18 Kasım 2017 Cumartesi

262 18 Kasım 2017 Cumartesi 23:45 UMRE GÜNLÜĞÜ......................Umre yolculuğu

Umre yolculuğu

18 Kasım 2017 Cumartesi: Umre (1) yolculuğumuzda 1. gün. Oğlumuz bizi Ankara Esenboğa havaalanına götürdü. Valizlerimizi verdik, biniş kartlarımızı aldık ve uçağı beklemeye başladık. 

Saat 03.20: Umre yolculuğu için Ankara'dan uğurlanıyoruz. Saat 4’de uçağa aldılar. 4.30’da İstanbul’a havalandık.

Eşim iyi. Kalkışta elini tuttum. Sonrası kolay oldu. Maşallah ilk uçak deneyimini de böylece yaşamış oldu. İstanbul’a 5.25’te indik. Hava güzeldi ve iniş de gayet güzel, sarsıntısız oldu. Dolayısıyla sorun olmadı. Dış hatlar bölümüne geçip beklemeye başladık.

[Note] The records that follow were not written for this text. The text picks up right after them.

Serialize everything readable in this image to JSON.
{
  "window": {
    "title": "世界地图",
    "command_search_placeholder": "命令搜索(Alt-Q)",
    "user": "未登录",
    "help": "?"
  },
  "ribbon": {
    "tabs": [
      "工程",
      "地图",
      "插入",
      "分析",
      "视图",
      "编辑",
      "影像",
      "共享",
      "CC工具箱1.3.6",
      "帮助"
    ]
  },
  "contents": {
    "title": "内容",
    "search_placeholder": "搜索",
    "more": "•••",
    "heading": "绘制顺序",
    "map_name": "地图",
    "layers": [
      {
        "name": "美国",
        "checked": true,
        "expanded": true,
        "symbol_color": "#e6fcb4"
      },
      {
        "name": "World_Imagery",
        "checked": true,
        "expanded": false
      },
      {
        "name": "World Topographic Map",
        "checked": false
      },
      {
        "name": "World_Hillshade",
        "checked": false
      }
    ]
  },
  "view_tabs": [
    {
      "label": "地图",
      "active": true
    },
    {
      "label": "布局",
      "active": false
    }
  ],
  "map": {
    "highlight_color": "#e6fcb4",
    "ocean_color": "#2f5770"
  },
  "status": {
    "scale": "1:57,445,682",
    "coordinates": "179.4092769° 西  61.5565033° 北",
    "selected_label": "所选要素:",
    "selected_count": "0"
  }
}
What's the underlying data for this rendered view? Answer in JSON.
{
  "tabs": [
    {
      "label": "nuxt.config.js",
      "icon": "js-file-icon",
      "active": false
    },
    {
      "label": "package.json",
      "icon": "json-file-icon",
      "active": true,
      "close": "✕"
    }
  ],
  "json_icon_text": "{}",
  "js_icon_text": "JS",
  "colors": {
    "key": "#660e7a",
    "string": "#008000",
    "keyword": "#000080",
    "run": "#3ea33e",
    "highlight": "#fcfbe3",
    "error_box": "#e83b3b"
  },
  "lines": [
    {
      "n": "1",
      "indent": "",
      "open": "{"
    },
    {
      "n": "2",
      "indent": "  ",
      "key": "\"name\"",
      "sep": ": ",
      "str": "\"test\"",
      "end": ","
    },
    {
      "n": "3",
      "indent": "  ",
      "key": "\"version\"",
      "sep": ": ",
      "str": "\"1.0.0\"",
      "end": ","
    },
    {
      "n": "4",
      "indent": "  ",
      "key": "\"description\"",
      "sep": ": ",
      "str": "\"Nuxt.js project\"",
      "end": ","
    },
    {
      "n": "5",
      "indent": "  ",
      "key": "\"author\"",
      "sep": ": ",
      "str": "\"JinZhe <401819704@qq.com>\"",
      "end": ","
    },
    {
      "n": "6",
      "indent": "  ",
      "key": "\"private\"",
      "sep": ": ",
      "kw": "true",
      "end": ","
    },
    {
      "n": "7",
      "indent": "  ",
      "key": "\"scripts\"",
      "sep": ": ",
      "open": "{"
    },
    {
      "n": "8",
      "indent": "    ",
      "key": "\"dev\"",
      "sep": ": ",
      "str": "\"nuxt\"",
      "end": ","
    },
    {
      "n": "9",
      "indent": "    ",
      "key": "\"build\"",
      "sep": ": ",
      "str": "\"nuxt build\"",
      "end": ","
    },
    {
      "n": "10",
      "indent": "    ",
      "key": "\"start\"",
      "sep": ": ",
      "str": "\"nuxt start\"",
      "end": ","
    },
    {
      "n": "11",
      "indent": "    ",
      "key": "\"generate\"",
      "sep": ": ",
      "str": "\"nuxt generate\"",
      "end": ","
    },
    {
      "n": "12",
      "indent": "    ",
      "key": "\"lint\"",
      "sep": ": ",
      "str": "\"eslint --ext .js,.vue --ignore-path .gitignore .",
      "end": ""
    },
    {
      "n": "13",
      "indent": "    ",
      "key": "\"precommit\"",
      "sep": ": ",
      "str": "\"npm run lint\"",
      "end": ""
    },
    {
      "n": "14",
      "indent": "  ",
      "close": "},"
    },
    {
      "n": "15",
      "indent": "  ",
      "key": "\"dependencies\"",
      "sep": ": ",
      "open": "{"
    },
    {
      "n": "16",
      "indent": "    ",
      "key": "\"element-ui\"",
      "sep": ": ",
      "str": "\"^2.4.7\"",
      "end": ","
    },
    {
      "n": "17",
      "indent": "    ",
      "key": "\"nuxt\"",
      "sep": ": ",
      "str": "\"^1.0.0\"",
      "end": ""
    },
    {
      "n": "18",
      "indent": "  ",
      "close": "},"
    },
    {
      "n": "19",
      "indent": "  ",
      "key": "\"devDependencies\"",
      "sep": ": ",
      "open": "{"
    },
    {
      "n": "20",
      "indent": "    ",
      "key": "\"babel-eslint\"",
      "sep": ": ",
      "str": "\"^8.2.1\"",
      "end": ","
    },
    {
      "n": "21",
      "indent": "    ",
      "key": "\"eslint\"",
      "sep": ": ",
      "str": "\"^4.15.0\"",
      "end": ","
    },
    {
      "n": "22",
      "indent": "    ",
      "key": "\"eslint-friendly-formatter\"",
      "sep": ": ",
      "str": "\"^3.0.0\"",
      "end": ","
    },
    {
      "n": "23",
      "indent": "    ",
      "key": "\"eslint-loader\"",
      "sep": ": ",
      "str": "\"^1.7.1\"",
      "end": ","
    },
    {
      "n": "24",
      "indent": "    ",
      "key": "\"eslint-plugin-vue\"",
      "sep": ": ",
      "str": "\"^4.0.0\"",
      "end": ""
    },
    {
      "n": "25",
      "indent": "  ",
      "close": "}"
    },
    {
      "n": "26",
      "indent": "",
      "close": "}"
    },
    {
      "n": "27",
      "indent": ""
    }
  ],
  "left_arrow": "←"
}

Sabah namazını önce ben sonra o nöbetleşe dış hatlar mescidinde kıldık. Çek-in’ler saat dokuzdan sonra başladı. Bandırma ve Susurluktan gelen Ensar grubuyla buluştuk. Pasaportlarımızı verdiler. Harç pulu almamız gerekiyormuş. Yeşil pasaportta olmuyor sanıyordum. Basitmiş, hemen oradaki  vezneye 15’er lira vererek hallettik. Pulları pasaportların arasına koyduk.

Saat 9.30: İstanbul'da uçak kuyruğundayız. Valizleri bagaja verdik ve biniş kartlarımızı aldık. Koltuk numaralarımız 12B ve 12C, kanatlardan önce ve uçağın sol tarafında. Tam orta çıkış kapısında, yerimiz oldukça rahat.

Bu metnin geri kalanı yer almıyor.